The story had moved on from the fact that he was a secret service agent to the fact that he had strange sexual fantasies. One really must marvel at the power of the press. A spy is found in a padlocked holdhall in an empty bathtub. His phone is found to have been wiped and the actual bag has no fingerprints of Williams anywhere on it. The key to the lock is underneath the bag. All evidence in those initial assessments points to foul play. However, the press was able to formulate a juicer story on far less evidence that somehow discounted the notion of foul play in the eyes of many.   
Having said that, the initial coroner, Dr. Fiona Wilcox would eventually conclude that it was most likely criminally motivated. She did however state that she didn’t have enough evidence to conclude this for sure which resulted in the investigation being reopened.  It would however conclude that it was most likely a tragic accident.

It’s not entirely unfathomable that it was an accidentaldeath. In the first inquest, Williams’ landlady would give evidence that one night in 2007 she was awaken at around half one in the morning by Williamscalling for help. He’d managed to tie himself to his bed and couldn’t get out. She, along with her husband, helped him out and they never spoke of it again. However she believed it was probably more to do with a sexual fantasy than escapology. Then again, people often explain the unexplainable by using their own frame of reference so perhaps explaining it away as misadventure was easier than believing her lodger was an able spy.

Whatever the truth, this story will continue to run. In 2015 his death was again questioned in the British press. The Daily Mail would suggest that MI6 were angered when Williams accessed confidential data on Bill Clinton. Then again, this was just as Hillary was beginning her Presidential run so it is entirely possible that this story was completely fabricated to make the Clinton’s look bad.

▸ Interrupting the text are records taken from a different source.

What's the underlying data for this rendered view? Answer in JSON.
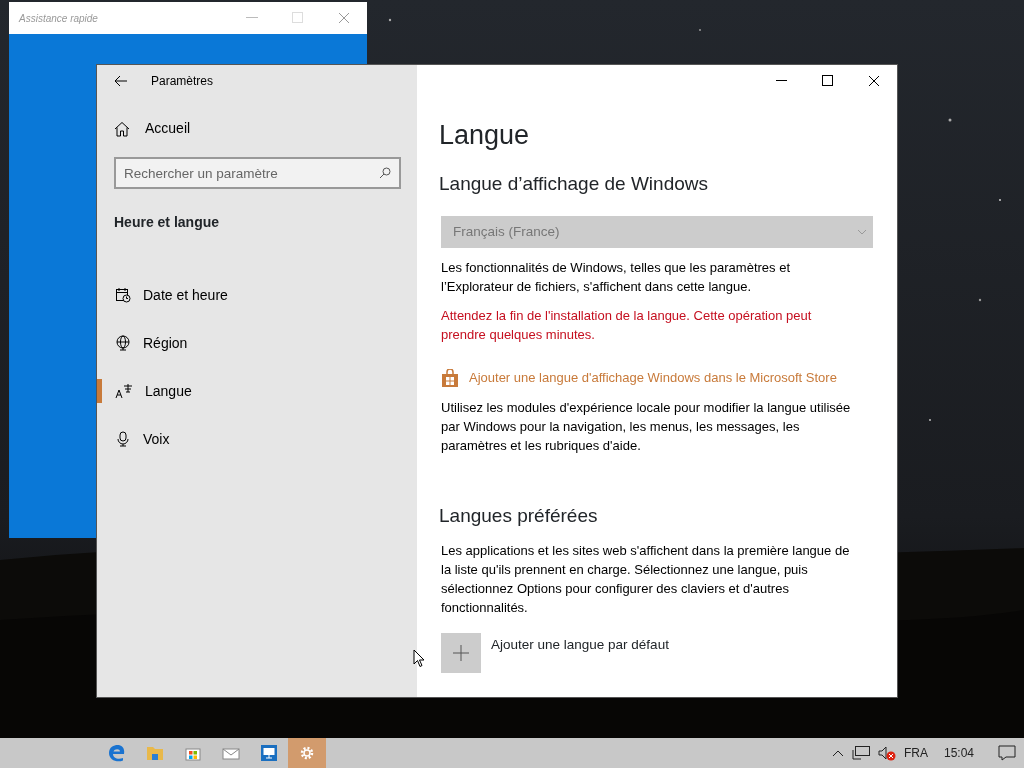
{
  "quick_assist": {
    "title": "Assistance rapide"
  },
  "settings": {
    "title": "Paramètres",
    "home": "Accueil",
    "search": {
      "placeholder": "Rechercher un paramètre"
    },
    "section": "Heure et langue",
    "nav": [
      {
        "label": "Date et heure",
        "kind": "calendar",
        "selected": false
      },
      {
        "label": "Région",
        "kind": "globe",
        "selected": false
      },
      {
        "label": "Langue",
        "kind": "language",
        "selected": true
      },
      {
        "label": "Voix",
        "kind": "microphone",
        "selected": false
      }
    ],
    "page": {
      "title": "Langue",
      "display_heading": "Langue d’affichage de Windows",
      "dropdown": {
        "value": "Français (France)",
        "disabled": true
      },
      "display_note": "Les fonctionnalités de Windows, telles que les paramètres et l’Explorateur de fichiers, s'affichent dans cette langue.",
      "warning": "Attendez la fin de l'installation de la langue. Cette opération peut prendre quelques minutes.",
      "store_link": "Ajouter une langue d'affichage Windows dans le Microsoft Store",
      "modules_note": "Utilisez les modules d'expérience locale pour modifier la langue utilisée par Windows pour la navigation, les menus, les messages, les paramètres et les rubriques d'aide.",
      "preferred_heading": "Langues préférées",
      "preferred_note": "Les applications et les sites web s'affichent dans la première langue de la liste qu'ils prennent en charge. Sélectionnez une langue, puis sélectionnez Options pour configurer des claviers et d'autres fonctionnalités.",
      "add_label": "Ajouter une langue par défaut"
    }
  },
  "taskbar": {
    "apps": [
      {
        "kind": "edge",
        "selected": false
      },
      {
        "kind": "folder",
        "selected": false
      },
      {
        "kind": "store",
        "selected": false
      },
      {
        "kind": "mail",
        "selected": false
      },
      {
        "kind": "remote",
        "selected": false
      },
      {
        "kind": "settings",
        "selected": true
      }
    ],
    "language": "FRA",
    "time": "15:04"
  }
}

Later that same year, a former KGB agent would claim that Williams death had came at the hands of Russians who wanted to protect a source they had in GCHQ.

In the end, the enigma that was Gareth Williams will likely never be fully decoded. A undeniably intelligent and bright light whose candle became unlit in the strangest of circumstances. It was enough to result in a TV series, London Spy, being created based on him. That is unsurprising considering how interesting the story was. It’s just unfortunate that it was real life and not just a work of fiction. Williams was not an interesting character brought to life by an impressive novelist. He was a man with a family who have had to suffer not only the loss of a son and brother but also the constant invasion of the press hungry for a good story.